Among older adults, a sense of companionship can mean the difference between sickness and health. Research has shown how loneliness causes people to become physically ill.
Friar lives alone. She received her Alexa as a gift during a visit to the U.S. last Christmas. She brought the device back to Panama and connected it to WiFi herself. “People should recognize how easy it is to set up,” she said.
To set up Alexa, users need an electrical outlet and a Wifi connection. The latter can come from a desktop computer, smartphone or tablet. Friar owns an Amazon Fire smartphone, along with four computers, two tablets and two Kindle e-readers. She’s unusually connected for her age: only 30% of adults age 71 and over who are online own a smartphone, and of those just a tiny fraction use the phone intensively, according to Forrester Research, a market research firm.
Ron Grant, 63, owns a smartphone, and he’s eager to buy an Alexa, too. “It looks like it’d be fun and handy,” said Grant, of Moore, Okla. who was diagnosed with early-onset Alzheimer’s disease at age 55. For now, he’s holding off buying one, hoping Amazon will lower the device’s $179.99 price tag.
Grant enjoys listening to music and would welcome the ease of asking Alexa to play his favorite tunes. He sometimes has hand tremors and would also like a way to turn on the television and adjust the channels and volume without fumbling with the remote control. Alexa can be programed to turn the TV on and off.
For those with dementia, Alexa can tell the date and time, as well as respond to questions whose answers might have slipped from memory, such as “When was Ronald Reagan president?”
Yet given the devastating progression of Alzheimer’s disease and other dementias, experts say Alexa’s usefulness can only last so long. The device will eventually become confusing and possibly anxiety-provoking as people forget how to use it. “The ability to say, ‘what is the traffic like?’ and ‘buy me some paper towels’ is valuable, but it’s a short window,” said Niles Frantz, a spokesman for the Alzheimer’s Association.

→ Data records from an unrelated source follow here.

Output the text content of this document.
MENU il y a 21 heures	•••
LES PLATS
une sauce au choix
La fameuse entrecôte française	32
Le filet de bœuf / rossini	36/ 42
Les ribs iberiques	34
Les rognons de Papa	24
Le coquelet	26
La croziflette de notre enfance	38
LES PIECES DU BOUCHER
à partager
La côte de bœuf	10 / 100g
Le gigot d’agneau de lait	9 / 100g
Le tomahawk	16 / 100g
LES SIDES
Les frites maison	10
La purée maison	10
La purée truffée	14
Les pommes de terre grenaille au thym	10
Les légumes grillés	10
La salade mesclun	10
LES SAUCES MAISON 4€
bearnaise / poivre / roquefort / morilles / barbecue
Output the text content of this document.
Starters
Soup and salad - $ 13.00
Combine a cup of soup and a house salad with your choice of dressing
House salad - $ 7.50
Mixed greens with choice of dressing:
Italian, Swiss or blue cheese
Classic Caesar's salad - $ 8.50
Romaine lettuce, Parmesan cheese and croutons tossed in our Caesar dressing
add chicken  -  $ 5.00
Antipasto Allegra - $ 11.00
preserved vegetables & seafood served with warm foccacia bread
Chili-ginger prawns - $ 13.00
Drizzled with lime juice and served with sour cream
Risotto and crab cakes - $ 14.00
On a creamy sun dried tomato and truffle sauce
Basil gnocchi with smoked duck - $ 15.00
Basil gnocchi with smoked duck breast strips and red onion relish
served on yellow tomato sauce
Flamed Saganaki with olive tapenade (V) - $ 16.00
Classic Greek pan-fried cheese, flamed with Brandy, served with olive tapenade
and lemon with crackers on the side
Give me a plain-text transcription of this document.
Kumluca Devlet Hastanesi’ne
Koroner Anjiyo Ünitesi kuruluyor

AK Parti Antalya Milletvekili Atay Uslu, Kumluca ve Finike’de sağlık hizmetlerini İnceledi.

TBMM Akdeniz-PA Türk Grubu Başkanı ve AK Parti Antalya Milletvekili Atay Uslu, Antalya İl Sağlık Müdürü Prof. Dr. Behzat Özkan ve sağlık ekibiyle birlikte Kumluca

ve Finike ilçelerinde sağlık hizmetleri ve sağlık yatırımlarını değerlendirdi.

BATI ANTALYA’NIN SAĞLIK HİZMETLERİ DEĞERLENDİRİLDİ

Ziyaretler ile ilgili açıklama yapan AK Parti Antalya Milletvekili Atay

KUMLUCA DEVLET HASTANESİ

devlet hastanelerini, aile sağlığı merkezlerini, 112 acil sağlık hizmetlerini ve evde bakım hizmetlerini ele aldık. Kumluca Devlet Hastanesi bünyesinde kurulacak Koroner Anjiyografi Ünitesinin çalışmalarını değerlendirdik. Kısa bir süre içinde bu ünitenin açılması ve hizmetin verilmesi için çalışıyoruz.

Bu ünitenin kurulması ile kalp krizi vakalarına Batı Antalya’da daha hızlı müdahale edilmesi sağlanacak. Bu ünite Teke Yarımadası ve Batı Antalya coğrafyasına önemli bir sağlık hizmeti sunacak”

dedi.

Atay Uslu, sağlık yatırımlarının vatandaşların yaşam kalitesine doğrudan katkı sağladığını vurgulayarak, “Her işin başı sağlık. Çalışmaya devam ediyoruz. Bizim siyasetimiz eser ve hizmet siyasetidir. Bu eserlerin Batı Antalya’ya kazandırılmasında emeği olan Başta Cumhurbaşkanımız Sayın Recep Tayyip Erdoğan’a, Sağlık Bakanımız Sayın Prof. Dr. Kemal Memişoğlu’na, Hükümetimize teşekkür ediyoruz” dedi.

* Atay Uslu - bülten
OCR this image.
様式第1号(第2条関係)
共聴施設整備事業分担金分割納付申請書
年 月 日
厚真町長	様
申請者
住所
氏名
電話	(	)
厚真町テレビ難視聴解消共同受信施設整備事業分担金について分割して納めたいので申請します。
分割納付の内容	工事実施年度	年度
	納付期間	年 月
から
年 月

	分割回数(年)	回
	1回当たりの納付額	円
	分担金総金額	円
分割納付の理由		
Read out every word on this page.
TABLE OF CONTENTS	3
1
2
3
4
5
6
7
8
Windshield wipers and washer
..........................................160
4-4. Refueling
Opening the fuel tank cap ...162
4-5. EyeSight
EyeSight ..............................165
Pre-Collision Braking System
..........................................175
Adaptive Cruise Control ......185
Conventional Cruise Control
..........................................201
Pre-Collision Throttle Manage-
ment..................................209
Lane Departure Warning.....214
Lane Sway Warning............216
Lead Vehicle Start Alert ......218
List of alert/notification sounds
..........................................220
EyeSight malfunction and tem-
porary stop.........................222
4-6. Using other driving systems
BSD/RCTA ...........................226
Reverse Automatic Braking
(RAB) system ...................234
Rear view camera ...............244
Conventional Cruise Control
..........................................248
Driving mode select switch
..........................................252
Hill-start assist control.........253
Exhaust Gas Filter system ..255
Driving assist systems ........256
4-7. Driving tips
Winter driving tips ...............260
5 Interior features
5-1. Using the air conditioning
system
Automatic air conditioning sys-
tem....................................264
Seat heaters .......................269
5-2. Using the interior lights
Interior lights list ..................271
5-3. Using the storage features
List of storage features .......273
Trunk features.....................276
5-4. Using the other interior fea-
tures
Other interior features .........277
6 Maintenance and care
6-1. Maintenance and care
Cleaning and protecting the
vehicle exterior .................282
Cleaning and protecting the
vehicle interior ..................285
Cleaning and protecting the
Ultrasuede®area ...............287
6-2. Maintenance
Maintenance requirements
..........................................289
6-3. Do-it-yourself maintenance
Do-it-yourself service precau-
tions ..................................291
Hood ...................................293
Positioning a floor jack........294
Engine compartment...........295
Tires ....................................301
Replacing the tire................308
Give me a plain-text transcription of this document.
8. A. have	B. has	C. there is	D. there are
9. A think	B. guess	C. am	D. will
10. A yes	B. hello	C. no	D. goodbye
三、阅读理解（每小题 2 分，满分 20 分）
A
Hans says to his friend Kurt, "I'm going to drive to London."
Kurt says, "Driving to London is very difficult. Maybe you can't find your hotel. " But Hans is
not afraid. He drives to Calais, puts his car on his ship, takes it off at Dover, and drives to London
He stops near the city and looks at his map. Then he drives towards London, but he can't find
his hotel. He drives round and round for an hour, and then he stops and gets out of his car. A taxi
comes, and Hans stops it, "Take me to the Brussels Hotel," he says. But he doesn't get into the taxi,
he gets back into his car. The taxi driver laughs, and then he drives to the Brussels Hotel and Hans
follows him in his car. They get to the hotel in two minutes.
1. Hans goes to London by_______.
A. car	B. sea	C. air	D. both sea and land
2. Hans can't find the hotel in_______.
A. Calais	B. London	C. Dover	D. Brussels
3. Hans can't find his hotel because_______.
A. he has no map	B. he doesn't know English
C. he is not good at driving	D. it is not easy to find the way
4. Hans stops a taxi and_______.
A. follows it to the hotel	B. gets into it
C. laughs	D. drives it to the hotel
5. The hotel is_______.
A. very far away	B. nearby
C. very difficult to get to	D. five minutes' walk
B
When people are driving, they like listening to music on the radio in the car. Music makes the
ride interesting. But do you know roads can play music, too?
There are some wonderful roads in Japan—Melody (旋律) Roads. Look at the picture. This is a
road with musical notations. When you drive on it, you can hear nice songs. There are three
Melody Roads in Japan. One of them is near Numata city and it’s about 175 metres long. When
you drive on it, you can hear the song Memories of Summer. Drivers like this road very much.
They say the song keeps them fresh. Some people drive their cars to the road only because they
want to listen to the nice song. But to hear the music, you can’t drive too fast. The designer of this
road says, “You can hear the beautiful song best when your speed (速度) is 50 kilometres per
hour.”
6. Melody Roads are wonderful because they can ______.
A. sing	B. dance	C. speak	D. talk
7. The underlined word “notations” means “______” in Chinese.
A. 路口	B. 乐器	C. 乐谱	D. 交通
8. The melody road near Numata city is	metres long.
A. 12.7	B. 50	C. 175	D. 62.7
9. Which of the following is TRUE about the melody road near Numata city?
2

Another limitation when it comes to older adults is that Alexa cannot currently dial 9-1-1, a capability that online reviewers have requested. With that functionality, the device could replace on-call emergency buttons, which many older adults eschew. A spokeswoman for Amazon confirmed that Alexa cannot currently make calls and declined to say whether that functionality may be added.
Alexa does have an Ask My Buddy function to help users in an emergency. Developed by one of the third-party firms that Amazon has invited to create “skills” for Alexa, this function can send phone calls or text messages to up to five contacts. A user would say, “Alexa, ask my buddy Bob to send help” and Bob would get an alert to check in on his friend.
For her part, Friar would like Alexa to learn Spanish. An Amazon spokeswoman confirmed that Alexa speaks only English today but stressed that the device is “always getting smarter” as the company adds new functionality on a regular basis.
When Alexa can’t yet say “hola,” Friar enjoys showing the device off to her local friends: “I think Amazon should make a big effort to market it to older adults.”